De cijfers, uit de periode 2013 tot 2017, laten zien dat uitgeprocedeerden zelfs in landen met een sterk ontwikkeld terugkeerbeleid beperkt terugkeren naar hun land van herkomst. Nederland vergoedt vliegtickets voor terugkeerders, geeft geld mee voor re-integratie en zet counselors in die helpen nadenken over wat mensen na terugkeer gaan doen.
‘Toch keert het merendeel niet aantoonbaar terug’, zegt Leerkes. ‘De bereidheid hiervoor ontbreekt. Soms hebben uitgeprocedeerden daar zwaarwegende redenen voor zoals armoede, onveiligheid of het feit dat ze veel hebben geïnvesteerd om naar Nederland te komen. Bovendien nemen niet alle herkomstlanden ongedocumenteerden zomaar terug.’
Uit cijfers van de Dienst Terugkeer en Vertrek, opgevraagd door De Telegraaf, blijkt dat pogingen om ongewenste vreemdelingen terug te sturen de afgelopen vijf jaar meer dan 10.000 keer mislukten. In veel gevallen omdat het herkomstland weigerde de persoon terug te nemen of niet reageerde op een terugkeerverzoek.
ontmoedigingsbeleid
Noorwegen heeft met 25 procent het hoogste terugkeerpercentage. Het land kent net als Nederland (18 procent, derde plek) een ontmoedigingsbeleid voor mensen zonder verblijfsvergunning. Daarnaast heeft Noorwegen ambtenaren in dienst van ambassades in verschillende herkomstlanden, die ervoor zorgen dat de terugkeer soepel verloopt. Ook het Verenigd Koninkrijk (19 procent, tweede plek) heeft relatief veel terugkeerders. Het land onderhoudt goede diplomatieke relaties met herkomstlanden en begeleidt asielzoekers vanaf het begin van de procedure voor op mogelijke terugkeer.

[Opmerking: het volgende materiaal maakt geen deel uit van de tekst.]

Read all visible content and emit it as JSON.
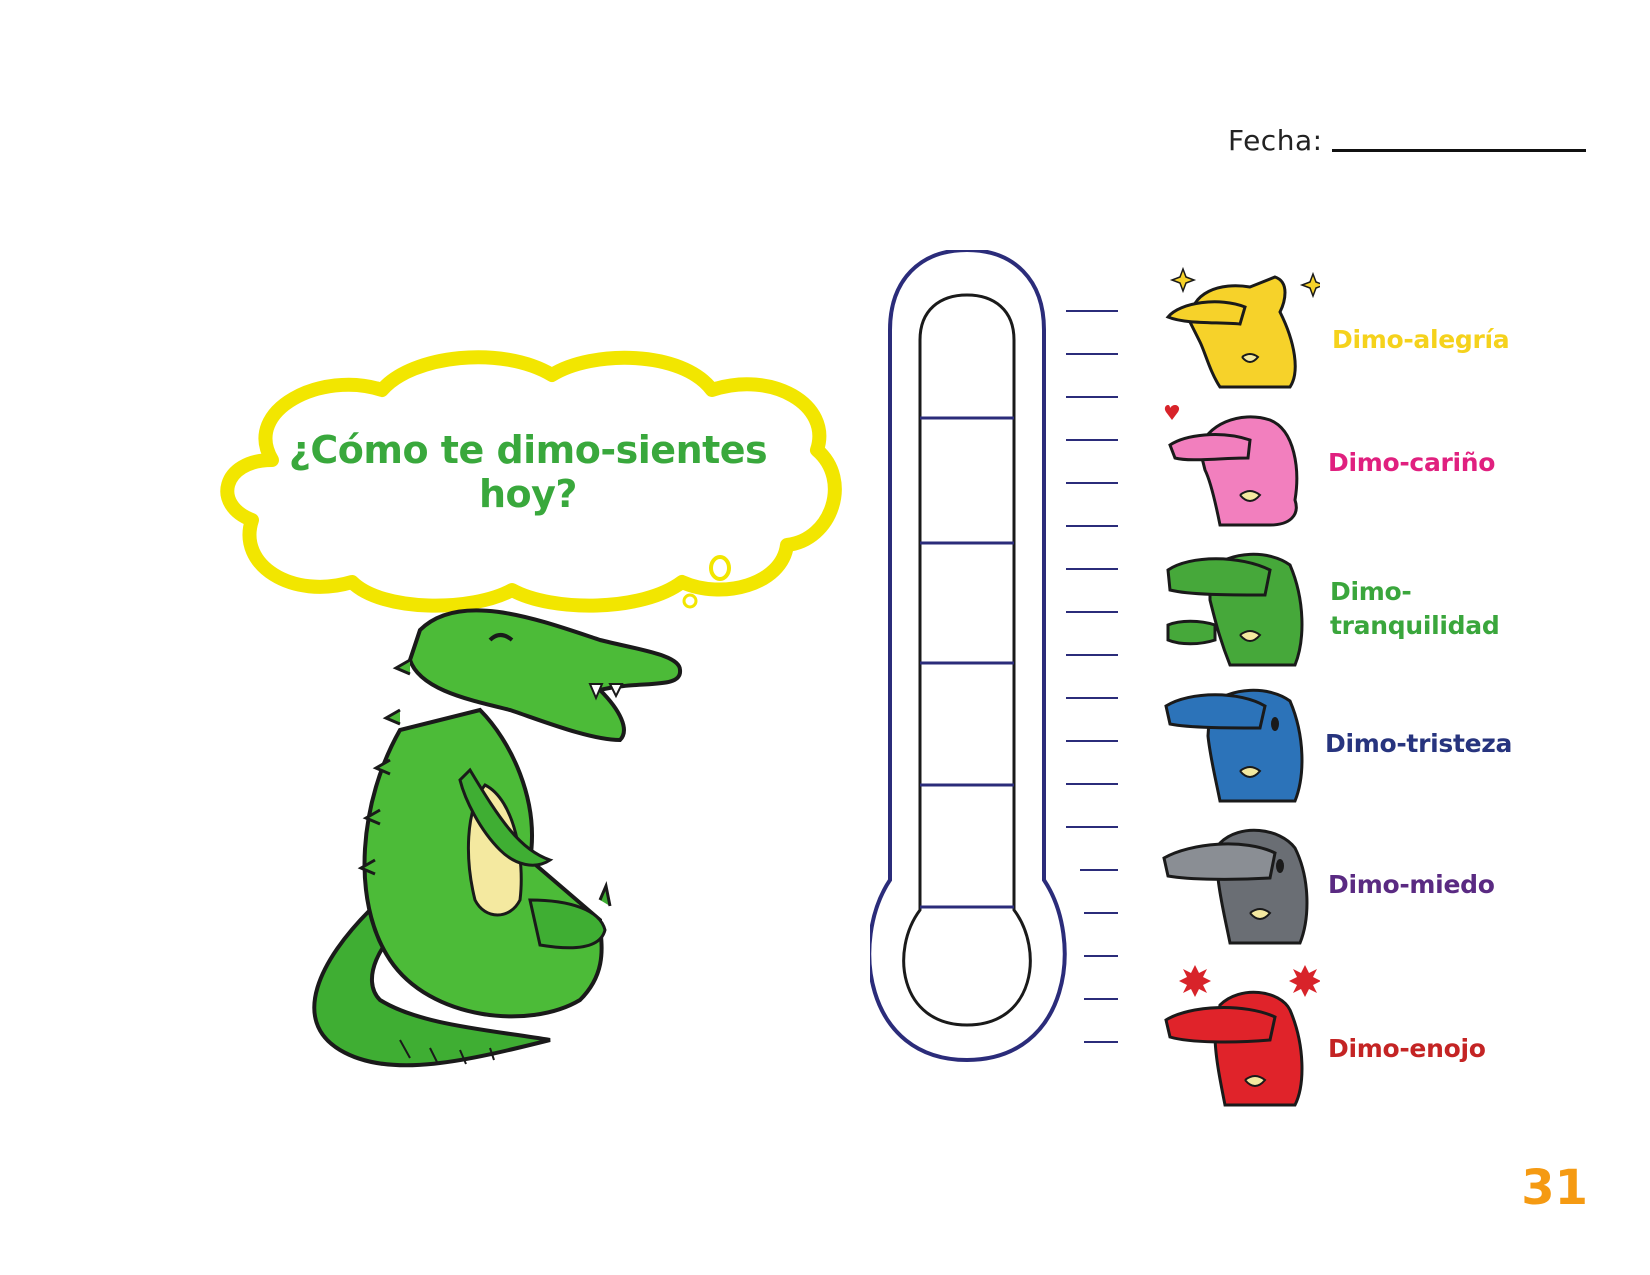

Italië (1 procent) en Spanje (3) staan onderaan de ladder. Kerken en ngo’s zijn in deze landen sterk betrokken bij de opvang van uitgeprocedeerden, wat ervoor zorgt dat ze minder snel vertrekken, stellen de onderzoekers.
Opvallend is het lage terugkeerpercentage van Duitsland: 3,5 procent. Het land kent een ‘gedoogbeleid’ voor uitgeprocedeerden: anders dan in Nederland mogen ze in asielzoekerscentra blijven wonen, krijgen ze een maandelijkse toelage en mogen ze onder voorwaarden werken. Diegenen die goed presteren en zichzelf financieel kunnen bedruipen, maken alsnog kans op een verblijfsvergunning. Voor de Nederlandse politiek is een dergelijk model vooralsnog ondenkbaar. Het beleid is er op gericht om verblijf in Nederland voor uitgeprocedeerden zo onaantrekkelijk mogelijk te maken,.
beleid werkt averechts
Critici stellen dat dit beleid averechts werkt. ‘Als uitgeprocedeerden op straat terecht komen, zijn ze alleen nog maar bezig met overleven’, zegt Rian Ederveen, coördinator van het Landelijk Ongedocumenteerden Steunpunt.

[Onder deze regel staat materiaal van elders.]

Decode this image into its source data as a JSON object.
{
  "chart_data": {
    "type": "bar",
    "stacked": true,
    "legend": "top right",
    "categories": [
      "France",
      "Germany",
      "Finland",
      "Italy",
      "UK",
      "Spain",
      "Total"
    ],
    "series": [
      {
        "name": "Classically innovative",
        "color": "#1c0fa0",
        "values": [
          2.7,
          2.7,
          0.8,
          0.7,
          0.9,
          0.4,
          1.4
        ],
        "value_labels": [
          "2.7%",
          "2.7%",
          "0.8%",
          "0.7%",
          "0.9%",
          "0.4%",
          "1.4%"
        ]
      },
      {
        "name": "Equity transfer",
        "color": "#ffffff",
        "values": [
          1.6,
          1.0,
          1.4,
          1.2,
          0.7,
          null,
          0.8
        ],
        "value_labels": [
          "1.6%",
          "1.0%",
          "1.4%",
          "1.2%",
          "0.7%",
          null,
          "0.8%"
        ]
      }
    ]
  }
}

Het ministerie van Justitie komt rond de zomer met een reactie op de bevindingen van de commissie-Van Zwol. ‘Dit vraagstuk zal hier onderdeel van zijn’, aldus de woordvoerder, die verder niet wil ingaan op de vraag of het beleid op de schop gaat.
Volgens onderzoeker Arjen Leerkes is het in het politieke debat over terugkeer essentieel dat wordt erkend dat veel uitgeprocedeerden niet terugkeren. ‘De discussie zou meer moeten gaan over wat er voor die groep mogelijk is. Je kunt ervoor zorgen dat ze de mogelijkheid krijgen om op te klimmen, zoals in Duitsland’, zegt hij. ‘Nog een optie is om het asielsysteem helemaal af te schaffen en mensen alleen nog op uitnodiging te laten komen, zoals dat in Australië in sterkere mate gebeurt.’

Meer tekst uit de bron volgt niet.